Monday, December 5, 2011

Apple Cranberry Crisp

The Holidays are a bag of mixed emotions for me. On one hand, I work really, really hard to make cakes and desserts and pies for not only my own family but yours too! I deal with customers who only want to make their Holidays perfect, but seem to take out their frustrations on me, the lowly customer service associate who is obviously only there to release their wrath onto because their pie is the most important pie in the world!

But on the other hand, the joyful, warm and happy hand…there are Christmas trees; filled with brightly colored ornaments and that particular scent of douglas fir that is only rivaled by my apple crisp coming out of the oven. There is something about baking Holiday treats for my friends and family that makes me forget about all of the stress at work, and all of the other stresses that make the December issue of any women’s magazine full of stories about “How to Get Through the Holidays Stress Free!” That will never happen, but when I take out my OriginalCinn-amon rolls on Christmas morning, I know that all the work I put into them and every other cookie, pie and cupcake I make for my friends and family will remind me how lucky I am and how much I love life.

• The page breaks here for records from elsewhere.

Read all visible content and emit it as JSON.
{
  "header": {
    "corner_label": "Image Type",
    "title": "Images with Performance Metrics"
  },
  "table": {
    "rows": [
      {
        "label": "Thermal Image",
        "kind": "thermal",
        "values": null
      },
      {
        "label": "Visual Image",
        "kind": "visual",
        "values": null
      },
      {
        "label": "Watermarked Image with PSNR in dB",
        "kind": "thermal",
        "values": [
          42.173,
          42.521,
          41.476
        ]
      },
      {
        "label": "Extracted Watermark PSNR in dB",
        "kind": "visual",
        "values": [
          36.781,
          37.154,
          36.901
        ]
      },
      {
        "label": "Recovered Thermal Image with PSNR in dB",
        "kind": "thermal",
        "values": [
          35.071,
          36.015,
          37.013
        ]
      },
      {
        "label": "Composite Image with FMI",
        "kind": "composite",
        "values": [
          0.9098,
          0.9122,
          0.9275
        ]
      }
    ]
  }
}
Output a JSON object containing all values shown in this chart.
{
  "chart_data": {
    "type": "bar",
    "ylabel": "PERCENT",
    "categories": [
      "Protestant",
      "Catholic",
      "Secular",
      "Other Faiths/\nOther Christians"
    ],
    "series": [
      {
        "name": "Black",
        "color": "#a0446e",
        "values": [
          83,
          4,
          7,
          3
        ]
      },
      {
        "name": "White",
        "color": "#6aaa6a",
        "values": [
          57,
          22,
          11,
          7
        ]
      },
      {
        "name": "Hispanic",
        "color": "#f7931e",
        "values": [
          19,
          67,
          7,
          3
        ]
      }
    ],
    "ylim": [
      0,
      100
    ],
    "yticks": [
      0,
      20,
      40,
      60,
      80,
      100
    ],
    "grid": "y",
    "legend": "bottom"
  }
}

This recipe is for my Apple Cranberry Crisp. I have been making it for many years and have put it in different variations on my menus. My boss had a really soft spot for anything with streusel on it! I use Fuji apples because they have enough structure and flavor for cooking. This is by far the best recipe for people who have an aversion to measuring because it can be sweetened, flavored and manipulated to suit your tastes. If you want to soak the cranberries in Grand Marnier before adding them to the recipe, go right ahead, if you want to scrap the cranberries and use golden raisins instead, do it! Also, the telling signs of doneness are simply bubbly filling and a browned crisp topping. Pretty simple, huh?

The crumble or streusel is made by adding melted butter to flour, sugar and spices. The idea is getting butter to completely envelop each grain of flour, sugar and spices to form the crumble, resulting something incredibly crunchy and sweet when it is baked. You may need to add a little more butter if you use nuts or oats, but you can just use your discretion. This recipe can be added to coffee cake, muffins or pie you’d like and you will only use about half.

Apple Cranberry Crisp

6 Fuji Apples, cored and cut into 12 slices

2 Tbsp All-Purpose Flour

¼ cup Brown Sugar

¼ cup Granulated Sugar

½ Vanilla Bean, split and scraped

1 ½ tsp Ground Cinnamon

¼ tsp Fresh ground nutmeg

Zest of ¼ Orange

2 tsp Vanilla Extract

1 cup Dried Cranberries

Preheat oven to 375°

1. Mix together the flour, spices, sugar and then toss them with the apple slices.

2. Add the vanilla extract, cranberries and orange zest.

3. Place the apple mixture into a 9x9 inch glass or ceramic pan.

4. Top the apples with the crumble and bake until bubbly and brown. About 40 minutes.

Crumble Topping Makes enough for 2 Apple Crisps
3 cups AP Flour,

½ cup Sugar

½ cup Brown Sugar

½ cup Nuts or Oats (optional)

½ tsp Cinnamon

¾ tsp Salt

8oz. Butter, Melted

1. Mix all dry ingredients until well combined.

2. Add the melted butter slowly, combining the dry ingredients until small marble sized balls form. Tossing gently with your hands as opposed to mixing with a spoon or spatula will form a crumble.